Function to perform a fast and simple (primitive) method of microaggregation. (for large datasets)
mafast(obj, variables = NULL, by = NULL, aggr = 3, measure = mean)
either a sdcMicroObj-class
-object or a data.frame
variables to microaggregate.
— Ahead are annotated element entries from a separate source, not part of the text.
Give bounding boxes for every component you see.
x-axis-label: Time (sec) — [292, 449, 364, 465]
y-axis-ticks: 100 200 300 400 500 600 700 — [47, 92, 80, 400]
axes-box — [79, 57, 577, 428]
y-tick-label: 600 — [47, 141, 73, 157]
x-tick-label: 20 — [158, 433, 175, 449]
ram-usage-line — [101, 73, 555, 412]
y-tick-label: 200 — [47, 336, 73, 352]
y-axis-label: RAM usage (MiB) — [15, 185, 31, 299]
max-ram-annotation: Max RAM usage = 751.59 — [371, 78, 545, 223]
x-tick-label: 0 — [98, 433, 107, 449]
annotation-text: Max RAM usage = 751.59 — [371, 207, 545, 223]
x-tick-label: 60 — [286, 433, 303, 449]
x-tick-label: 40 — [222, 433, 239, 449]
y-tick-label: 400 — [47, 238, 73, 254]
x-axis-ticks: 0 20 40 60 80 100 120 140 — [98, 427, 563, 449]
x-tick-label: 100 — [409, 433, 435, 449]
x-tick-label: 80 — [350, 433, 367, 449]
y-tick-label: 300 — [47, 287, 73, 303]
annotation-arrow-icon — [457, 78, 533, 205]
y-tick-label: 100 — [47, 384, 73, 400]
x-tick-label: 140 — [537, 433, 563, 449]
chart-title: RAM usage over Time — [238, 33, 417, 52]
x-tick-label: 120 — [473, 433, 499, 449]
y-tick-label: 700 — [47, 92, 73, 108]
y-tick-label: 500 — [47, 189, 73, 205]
If obj is of class sdcMicroObj the numerical key variables are chosen per default.
grouping variable for microaggregation. If obj is of class sdcMicroObj the strata variables are chosen per default.
aggregation level (default=3)
aggregation statistic, mean, median, trim, onestep (default = mean)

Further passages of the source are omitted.